財迷:「你媳婦是誰?」
紅髮說:「就是剛才那傢伙。」
財迷撓了撓頭:「這可麻煩了,大個子你說呢?」
紅毛不悅道:「別推卸責任,這事跟他有什麼關係。」
財迷聳肩,紅毛又道:「掌櫃的,我下去。你在外頭接應?」
財迷無所謂答:「你看著辦吧,我在附近轉悠轉悠,快點回來啊。」說著朝紅毛招手。
紅毛轉身進了風口,又問:「你們要來麼?」
展行說:「當然!」他抽出背後長弓,與霍虎追著上去。
「你不會殺唐悠的哥哥吧。」展行擔心地問:「也不會殺我師父對不對。」
霍虎難得地開口道:「給個面子,放他們一條路,他們都不是壞人。
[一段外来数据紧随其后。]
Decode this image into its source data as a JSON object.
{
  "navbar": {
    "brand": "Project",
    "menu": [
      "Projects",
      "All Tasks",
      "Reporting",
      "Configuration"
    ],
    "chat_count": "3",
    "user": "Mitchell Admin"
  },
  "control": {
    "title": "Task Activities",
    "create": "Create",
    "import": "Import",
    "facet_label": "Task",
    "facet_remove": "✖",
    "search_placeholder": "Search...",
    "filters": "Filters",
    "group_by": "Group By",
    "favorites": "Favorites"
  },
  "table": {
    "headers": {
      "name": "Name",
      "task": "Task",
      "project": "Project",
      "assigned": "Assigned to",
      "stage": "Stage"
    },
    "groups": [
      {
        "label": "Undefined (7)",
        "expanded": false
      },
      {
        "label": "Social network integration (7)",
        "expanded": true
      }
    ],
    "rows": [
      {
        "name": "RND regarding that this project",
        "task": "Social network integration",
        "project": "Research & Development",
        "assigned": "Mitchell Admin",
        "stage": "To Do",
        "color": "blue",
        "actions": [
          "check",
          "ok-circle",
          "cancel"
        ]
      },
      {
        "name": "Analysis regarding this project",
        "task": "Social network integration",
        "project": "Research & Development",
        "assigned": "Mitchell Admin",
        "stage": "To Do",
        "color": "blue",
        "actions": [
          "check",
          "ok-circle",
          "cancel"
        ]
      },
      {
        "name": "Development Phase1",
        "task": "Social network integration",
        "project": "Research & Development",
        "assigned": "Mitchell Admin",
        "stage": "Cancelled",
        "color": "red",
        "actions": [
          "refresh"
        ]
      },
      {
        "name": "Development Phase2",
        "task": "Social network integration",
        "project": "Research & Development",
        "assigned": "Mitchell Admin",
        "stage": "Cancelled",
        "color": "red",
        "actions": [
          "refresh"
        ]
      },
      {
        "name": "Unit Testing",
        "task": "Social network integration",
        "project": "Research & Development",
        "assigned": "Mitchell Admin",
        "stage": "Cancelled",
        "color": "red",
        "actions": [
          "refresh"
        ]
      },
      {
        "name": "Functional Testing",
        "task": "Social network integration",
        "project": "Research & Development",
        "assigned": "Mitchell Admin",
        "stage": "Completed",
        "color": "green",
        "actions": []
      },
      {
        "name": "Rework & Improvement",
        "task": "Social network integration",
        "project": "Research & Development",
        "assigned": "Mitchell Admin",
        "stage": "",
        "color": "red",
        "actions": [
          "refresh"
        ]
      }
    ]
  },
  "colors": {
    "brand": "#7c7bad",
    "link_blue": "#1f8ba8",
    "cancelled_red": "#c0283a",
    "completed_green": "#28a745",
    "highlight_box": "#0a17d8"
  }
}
」
紅髮頂著風在前頭開路,正想說句什麼,忽然只覺足底一空,忙道:「當心!」
風洞入口竟是倏然轉陡,一段俯衝後猛地變為九十度直直朝下,展行還沒明白過來已被霍虎一把抓住,紅髮拖著霍虎,霍虎揪著展行衣領,吊在一個垂直斜洞的邊緣處。
紅髮蹙眉道:「沒有路了?這個洞很小……」
展行低頭朝下看,呼呼的狂風自腳下朝上吹,吹得他眼睛流淚,大聲說:「應該是跳下去了,虎哥你鬆手看看,沒關係!」
紅髮想明白了,最先鬆手,展行短短的髮梢被吹得在額前狂飛,張開雙手,舒展四肢,如一隻人鳶般緩緩降下洞去。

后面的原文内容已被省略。